5 thoughts on “No, Google Maps, I Cannot Bike Down A Staircase

  1. Phil

    Have you checked out http://cyclopath.org? It’s got tons of great features, and is great for route planning, but unfortunately, lacks the seamlessness and intuitiveness of Google Maps when it comes to quick directions, local businesses, adjusting routes by dragging the route, iPhone integration, etc.

  2. Chris IversonChris Iverson Post author

    I have looked at Cyclotrack, and I am kicking myself that I forgot to mention it in my post. I remember back in like 2010 when it came out – it was a big deal at the time locally. But like you said, the intuitiveness and simplicity of the system is lacking. The user interface and pixel optimization speed when zooming in always deters me from it.

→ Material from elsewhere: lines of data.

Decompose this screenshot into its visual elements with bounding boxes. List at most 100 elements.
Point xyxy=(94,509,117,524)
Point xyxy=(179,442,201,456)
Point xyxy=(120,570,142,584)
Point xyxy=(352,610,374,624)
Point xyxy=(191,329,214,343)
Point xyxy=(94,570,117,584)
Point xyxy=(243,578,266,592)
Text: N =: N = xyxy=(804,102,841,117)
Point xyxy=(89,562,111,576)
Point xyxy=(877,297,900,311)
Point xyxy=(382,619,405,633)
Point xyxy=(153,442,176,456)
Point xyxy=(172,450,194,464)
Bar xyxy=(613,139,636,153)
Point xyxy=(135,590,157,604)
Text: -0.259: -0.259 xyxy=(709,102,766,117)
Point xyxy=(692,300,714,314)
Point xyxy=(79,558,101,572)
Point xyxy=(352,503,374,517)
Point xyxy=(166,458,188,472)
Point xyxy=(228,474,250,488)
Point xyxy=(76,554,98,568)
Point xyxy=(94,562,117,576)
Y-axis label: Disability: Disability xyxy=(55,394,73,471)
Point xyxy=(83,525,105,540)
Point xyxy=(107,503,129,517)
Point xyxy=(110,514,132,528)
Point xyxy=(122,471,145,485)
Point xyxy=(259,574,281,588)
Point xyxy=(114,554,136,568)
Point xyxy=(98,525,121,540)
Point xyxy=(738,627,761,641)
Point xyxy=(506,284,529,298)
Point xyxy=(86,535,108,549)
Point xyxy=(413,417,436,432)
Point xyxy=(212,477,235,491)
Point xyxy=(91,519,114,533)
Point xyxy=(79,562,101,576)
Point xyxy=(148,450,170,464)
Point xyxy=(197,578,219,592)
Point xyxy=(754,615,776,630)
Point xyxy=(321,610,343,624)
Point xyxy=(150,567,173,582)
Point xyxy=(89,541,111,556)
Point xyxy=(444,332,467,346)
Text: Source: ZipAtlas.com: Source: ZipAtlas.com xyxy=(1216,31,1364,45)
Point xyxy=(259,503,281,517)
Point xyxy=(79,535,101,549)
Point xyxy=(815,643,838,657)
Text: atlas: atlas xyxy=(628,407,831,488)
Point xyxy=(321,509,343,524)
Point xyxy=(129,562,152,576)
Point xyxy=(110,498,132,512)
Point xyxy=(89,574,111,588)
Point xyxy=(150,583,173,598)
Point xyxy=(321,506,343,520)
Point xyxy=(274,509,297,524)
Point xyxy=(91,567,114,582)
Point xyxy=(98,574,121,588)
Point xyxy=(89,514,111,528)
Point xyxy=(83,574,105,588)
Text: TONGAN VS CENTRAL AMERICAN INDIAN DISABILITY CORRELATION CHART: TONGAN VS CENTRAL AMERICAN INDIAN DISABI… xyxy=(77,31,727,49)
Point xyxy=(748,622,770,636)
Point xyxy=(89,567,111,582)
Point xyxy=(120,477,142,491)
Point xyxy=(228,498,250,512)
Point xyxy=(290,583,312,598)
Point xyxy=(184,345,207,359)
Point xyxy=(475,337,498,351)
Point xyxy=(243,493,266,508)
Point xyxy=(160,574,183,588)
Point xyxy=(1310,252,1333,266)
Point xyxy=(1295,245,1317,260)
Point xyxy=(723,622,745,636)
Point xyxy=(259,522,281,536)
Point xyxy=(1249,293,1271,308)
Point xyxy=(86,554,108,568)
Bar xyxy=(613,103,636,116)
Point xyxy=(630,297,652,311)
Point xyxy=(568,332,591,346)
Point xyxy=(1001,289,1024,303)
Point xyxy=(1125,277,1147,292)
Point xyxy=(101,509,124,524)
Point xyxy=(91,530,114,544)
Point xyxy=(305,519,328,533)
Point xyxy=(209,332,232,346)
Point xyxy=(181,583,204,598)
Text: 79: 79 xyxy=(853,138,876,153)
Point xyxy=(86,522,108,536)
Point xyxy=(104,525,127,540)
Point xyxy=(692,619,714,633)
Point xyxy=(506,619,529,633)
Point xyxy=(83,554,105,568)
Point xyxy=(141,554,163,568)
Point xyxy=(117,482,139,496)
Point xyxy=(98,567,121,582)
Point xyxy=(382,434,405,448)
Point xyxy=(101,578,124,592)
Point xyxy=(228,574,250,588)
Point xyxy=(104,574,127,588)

  3. Walker AngellWalker Angell

    The problem with all of these is that they rely on one single interpretation of what constitutes a bikeway. Perhaps a better system might be to document the features along a road segment (lanes, lane widths, posted speed, actual speed (or calculated from posted/lanewidth), shoulder, sidewalk, bikeway, MUP, etc.) Then various apps or individuals can use this information to provide the user a route suitable to their desires or to produce a map with shades or red/yellow/green indicating how good of a bicycling facility exists.

  4. Walker AngellWalker Angell

    For example, Google maps shows a curvy section of Koehler Rd in Vadnais Heights as Bicycle Friendly. My neighbors, who would like to ride their bikes to the shopping on the east end of Koehler would strongly disagree with that. Yet vehicular cyclists think the road is great. Document it’s attributes in OSM and then vehicular cyclists can get the route they want, and the other 98% can get their desired route (which in this case, and getting to David’s excellent article https://streets.mn/2013/09/09/its-not-the-suburbs-its-mid-late-20th-century-urban-design-and-architecture/, doesn’t exist).

    1. brad

      I just want to make explicit one thing implied in both the original post, and Walker’s comment: the data you put into OSM *anyone* can get out and display, analyze, add to and/or update however they want. With Google, you can enter data via MapMaker, but Google will keep it and decide how to display it.